Life insurance policies operate uniquely compared to other insurances. In some cases, you may receive cash value from your policy. This is only if you have the right life insurance policy, however.
What is a Cash Value Life Insurance Policy?
A cash value life insurance policy is a type of whole life insurance, also sometimes known as a universal life insurance policy. This life insurance allows you to place a portion of your premiums into a type of savings or investment. As you pay premiums, you may be able to withdraw a portion of cash value from the savings account. This should not affect the benefits that accumulate for your beneficiaries.
You may take out cash any time once premiums have been paid and money has been deposited.
Cash value only applies to certain whole life insurance policies. This is not available on term life insurance policies, which only cover you for a certain amount of years as agreed on the policy, such as 10, 20 or 30 years. If you cancel a term life insurance policy or your coverage lapses, you will not receive any cash value for the policy.
Not all policies offer cash value. Cash value whole life insurance policies generally cost more than a basic whole life insurance policy, so some people opt for a whole life insurance policy without cash value.
What Happens if You Cancel a Cash Value Life Insurance Policy?
If you cancel a basic whole or term life insurance policy, you will not receive compensation for the premiums you paid. The same applies if you outlive your term policy. Instead, your coverage will simply end, and you will have to purchase another policy if you want to be covered again.

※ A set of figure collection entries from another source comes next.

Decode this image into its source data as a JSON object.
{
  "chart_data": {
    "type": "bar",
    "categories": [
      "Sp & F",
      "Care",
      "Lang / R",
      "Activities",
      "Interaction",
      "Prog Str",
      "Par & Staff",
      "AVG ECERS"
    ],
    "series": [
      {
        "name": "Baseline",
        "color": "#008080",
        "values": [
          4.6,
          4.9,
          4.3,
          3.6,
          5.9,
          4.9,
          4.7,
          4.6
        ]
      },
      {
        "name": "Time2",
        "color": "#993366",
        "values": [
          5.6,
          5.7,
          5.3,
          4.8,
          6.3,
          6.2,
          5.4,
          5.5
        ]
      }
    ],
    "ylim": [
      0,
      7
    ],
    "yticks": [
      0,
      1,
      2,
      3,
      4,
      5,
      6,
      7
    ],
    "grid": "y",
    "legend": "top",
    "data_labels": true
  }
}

If you have a cash value life insurance policy, however, you may receive cash value for the cash you put into the savings section of your life insurance policy. Keep in mind that if you cancel or outlive a life insurance policy, your beneficiaries will not receive benefits as detailed on the policy as a result of the policyholder’s death. The money you withdraw may be taxed, however, and will not be added to the death benefit. If a policyholder with a cash value policy dies while the policy is active, for example, the insurer will keep the accumulated cash value while the beneficiaries will receive only the amount agreed upon through the policy.